その人が熱心に、日本人は働きすぎる、今まではそれでもよかったけれど、これからもあまり働いていると、世界中から批判されるようになる。だから、できるだけ遊ぶように心掛けるべきだ、というような話をしたらしい。
その客が帰ったあと、松下は次のように私に語った。
働かなければ遊ぶこともできない
「あんたも遊ばないとあきませんよ、趣味はなんだすか、と聞かれた。趣味といっても、わしにはこれといって何もないわな。仕方ないから、趣味は仕事ですなあと答えたんや。そしたら、人間は人生を楽しむために生まれてきたんやから、そのために仕事をやっておるんだから、仕事ばかりということはいけません、と。そんなことを話して帰っていったわ。
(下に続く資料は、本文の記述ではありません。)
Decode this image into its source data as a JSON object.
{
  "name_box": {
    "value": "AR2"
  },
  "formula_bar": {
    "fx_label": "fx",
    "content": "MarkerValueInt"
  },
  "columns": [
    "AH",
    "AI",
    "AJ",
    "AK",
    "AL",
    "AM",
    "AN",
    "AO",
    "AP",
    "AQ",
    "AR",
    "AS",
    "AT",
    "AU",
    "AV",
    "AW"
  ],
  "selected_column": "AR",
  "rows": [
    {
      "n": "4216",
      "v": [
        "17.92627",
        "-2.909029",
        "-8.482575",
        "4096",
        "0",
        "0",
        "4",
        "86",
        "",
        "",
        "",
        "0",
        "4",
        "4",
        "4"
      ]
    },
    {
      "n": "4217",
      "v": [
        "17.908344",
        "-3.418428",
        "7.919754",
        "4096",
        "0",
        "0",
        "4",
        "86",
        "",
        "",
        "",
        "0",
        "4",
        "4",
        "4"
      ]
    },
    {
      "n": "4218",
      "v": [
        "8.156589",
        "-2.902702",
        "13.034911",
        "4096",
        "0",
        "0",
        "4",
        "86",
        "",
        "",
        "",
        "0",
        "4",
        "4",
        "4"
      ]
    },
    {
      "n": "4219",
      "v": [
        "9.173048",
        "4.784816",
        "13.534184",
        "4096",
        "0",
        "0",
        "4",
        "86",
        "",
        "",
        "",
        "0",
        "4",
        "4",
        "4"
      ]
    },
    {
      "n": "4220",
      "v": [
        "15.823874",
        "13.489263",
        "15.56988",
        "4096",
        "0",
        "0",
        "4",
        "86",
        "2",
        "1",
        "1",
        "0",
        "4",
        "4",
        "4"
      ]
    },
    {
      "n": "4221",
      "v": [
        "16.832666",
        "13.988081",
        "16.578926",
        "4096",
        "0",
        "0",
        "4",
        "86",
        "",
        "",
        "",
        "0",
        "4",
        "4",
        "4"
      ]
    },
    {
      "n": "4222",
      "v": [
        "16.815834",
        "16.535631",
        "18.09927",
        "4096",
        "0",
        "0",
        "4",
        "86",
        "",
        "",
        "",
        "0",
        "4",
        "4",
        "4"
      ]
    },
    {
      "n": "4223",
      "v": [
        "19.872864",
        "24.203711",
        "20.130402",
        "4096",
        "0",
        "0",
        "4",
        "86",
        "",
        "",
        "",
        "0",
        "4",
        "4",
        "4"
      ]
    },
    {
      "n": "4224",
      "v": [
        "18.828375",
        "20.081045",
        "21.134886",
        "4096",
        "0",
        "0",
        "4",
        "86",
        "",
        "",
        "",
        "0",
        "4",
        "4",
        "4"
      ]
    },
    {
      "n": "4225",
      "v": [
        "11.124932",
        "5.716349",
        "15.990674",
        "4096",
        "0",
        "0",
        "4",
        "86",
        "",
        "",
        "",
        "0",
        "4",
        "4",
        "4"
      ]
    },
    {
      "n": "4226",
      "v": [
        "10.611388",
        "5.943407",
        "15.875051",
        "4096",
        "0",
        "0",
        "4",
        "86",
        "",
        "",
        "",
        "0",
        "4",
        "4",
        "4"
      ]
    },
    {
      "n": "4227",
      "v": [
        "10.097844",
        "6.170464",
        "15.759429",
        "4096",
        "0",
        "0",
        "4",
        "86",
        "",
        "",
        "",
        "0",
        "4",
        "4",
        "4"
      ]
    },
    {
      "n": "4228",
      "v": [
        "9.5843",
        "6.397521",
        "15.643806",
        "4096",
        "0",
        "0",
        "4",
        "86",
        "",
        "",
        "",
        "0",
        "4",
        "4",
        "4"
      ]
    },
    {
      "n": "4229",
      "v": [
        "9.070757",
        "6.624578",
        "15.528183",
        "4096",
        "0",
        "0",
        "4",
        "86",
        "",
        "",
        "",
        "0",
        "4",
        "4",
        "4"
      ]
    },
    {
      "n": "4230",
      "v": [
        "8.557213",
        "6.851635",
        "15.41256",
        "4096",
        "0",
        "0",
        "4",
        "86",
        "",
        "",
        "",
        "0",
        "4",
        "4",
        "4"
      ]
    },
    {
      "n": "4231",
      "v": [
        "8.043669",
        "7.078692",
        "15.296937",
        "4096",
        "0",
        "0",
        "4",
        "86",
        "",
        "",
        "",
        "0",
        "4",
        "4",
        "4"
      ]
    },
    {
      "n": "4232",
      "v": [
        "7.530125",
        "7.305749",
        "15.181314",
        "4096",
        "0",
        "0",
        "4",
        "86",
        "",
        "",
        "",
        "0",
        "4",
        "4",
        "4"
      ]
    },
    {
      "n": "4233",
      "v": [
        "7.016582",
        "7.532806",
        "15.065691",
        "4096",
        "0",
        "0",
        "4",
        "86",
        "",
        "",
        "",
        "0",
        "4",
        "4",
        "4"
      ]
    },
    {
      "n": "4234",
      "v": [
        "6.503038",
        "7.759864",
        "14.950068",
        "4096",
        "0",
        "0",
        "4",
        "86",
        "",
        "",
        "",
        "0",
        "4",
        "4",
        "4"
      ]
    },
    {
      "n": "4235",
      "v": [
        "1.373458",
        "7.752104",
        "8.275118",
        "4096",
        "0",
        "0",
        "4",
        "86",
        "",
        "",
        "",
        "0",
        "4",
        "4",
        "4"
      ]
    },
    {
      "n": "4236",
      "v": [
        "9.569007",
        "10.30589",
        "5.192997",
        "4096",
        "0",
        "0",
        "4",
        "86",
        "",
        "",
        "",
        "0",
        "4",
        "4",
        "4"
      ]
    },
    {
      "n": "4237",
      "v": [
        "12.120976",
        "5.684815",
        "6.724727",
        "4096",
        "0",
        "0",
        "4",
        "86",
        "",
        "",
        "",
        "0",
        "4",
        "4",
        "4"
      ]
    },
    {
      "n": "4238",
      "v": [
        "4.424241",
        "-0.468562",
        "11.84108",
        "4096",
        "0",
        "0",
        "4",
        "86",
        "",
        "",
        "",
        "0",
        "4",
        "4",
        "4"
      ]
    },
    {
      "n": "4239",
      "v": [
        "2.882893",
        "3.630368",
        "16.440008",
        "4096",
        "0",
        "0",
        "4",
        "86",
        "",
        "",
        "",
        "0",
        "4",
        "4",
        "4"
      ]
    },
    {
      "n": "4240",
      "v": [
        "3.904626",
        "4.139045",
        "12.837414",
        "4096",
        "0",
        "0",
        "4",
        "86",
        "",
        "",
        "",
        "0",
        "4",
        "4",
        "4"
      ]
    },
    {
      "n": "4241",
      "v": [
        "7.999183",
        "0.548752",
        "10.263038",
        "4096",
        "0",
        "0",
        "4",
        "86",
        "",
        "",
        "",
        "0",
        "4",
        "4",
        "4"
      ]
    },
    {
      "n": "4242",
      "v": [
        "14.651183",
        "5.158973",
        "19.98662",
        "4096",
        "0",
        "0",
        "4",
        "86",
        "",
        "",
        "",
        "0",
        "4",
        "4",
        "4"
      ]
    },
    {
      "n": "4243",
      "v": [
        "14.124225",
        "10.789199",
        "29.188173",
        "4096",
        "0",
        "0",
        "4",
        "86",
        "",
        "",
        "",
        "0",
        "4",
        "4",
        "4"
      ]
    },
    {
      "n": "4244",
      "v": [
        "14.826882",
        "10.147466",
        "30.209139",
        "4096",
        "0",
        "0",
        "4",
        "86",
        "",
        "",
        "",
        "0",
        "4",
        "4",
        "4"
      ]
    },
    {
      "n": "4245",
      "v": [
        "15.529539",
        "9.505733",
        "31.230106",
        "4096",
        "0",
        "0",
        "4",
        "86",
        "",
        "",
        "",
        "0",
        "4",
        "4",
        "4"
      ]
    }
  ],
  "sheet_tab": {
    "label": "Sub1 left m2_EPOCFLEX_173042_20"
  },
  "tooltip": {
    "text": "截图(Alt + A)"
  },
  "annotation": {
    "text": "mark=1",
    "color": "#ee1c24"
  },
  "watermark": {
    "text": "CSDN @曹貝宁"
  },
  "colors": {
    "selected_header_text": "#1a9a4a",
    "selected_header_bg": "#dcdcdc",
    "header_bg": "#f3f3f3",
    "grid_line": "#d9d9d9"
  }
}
そういう考え方にも一理あるな。けど、遊ぶことが大事で、働くことは二の次だという言い方は、どんなもんやろうかな。やはり、まず働くことの大切さを考えておかんといかんな。働くことが先でないと、おカネもないから、きみ、遊ぶこともできんやないか」
趣味に生きるのだという人ならば、遊びが先でもいい。しかし、成功を目指すというのならば、まず働いて、次に蓄えて、それから遊ぶ。それが考え方の順番である。ほかの方法などあるわけがない。